Abel became a member of the Leopoldina academy in 1935. From 1935 to 1940, he was a professor at Göttingen University, after which he was retired, age 61. In 1942, he was appointed an honorary member of the Paläontologische Gesellschaft.
Abel mainly studied fossil vertebrates. He was a supporter of Neo-Lamarckist evolution. His main contribution to the field, however, was the formulation, together with Louis Dollo, of paleobiology, which combines the methods and findings of the natural science biology with the methods and findings of the earth science paleontology. From 1928 onwards, Othenio Abel was the publisher of a journal dedicated to paleobiology, Paläobiologica.
In 1914, Abel proposed that fossil dwarf elephants inspired the myth of giant Cyclopes, because the center nasal opening was thought to be a cyclopic eye socket.[1] In 1920 he was awarded the Daniel Giraud Elliot Medal from the National Academy of Sciences.[2] He also showed great interest in cave bear remains at the so-called "Dragon's Cave" near Mixnitz.
Abel was an advocate of orthogenesis, he believed that there were trends in evolution that were internally programmed.[3]
Already as a student, Abel took part in antisemitic riots at the University of Vienna, during the Badeni-crisis of 1897. After the First World War, now a professor, he gave voice to his fear of a power takeover by "Communists, Social Democrats and Jews and more Jews tied to both". As the journalist Klaus Taschwer publicized in 2012, Abel was responsible for the founding of a secret group of 18 professors that sought to frustrate the research and careers of left-wing and Jewish scientists.[4] [5] The rise in violence of National Socialist student groups towards Jewish students in 1934 were met with sympathy by Abel. When such attacks began to be directed at Catholic and international students as well, Abel, now the university rector, was forced into early retirement by the Austrofascist board.[6] This caused him to emigrate to Germany and accept the post in Göttingen.
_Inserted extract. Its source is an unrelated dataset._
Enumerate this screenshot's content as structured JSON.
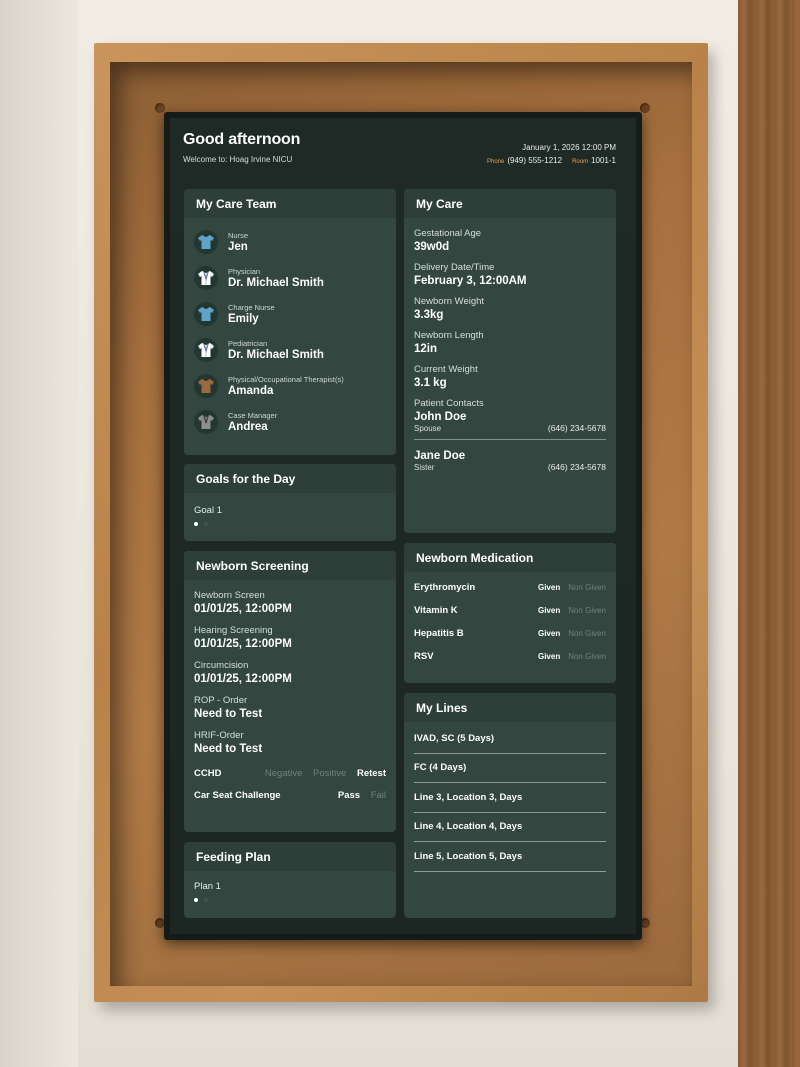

He visited Vienna again in 1939, after the Anschluss with Nazi Germany. After seeing how the Nazi flag was shown at the university building, he pronounced this the "Happiest moment of his life". The new regime honored him with the newly created post of "Honorary Senator" of the university - an honour that was rescinded after the Second World War, in 1945. A letter of recommendation for the Goethe Prize points out how Abel had always "fought in the first line" against the "Judaification" of the university.[7] [8] After the war, he was once again forced into retirement along with other prominent Nazi professors and spent his last days in Mondsee, then known as something of a "Nazi colony".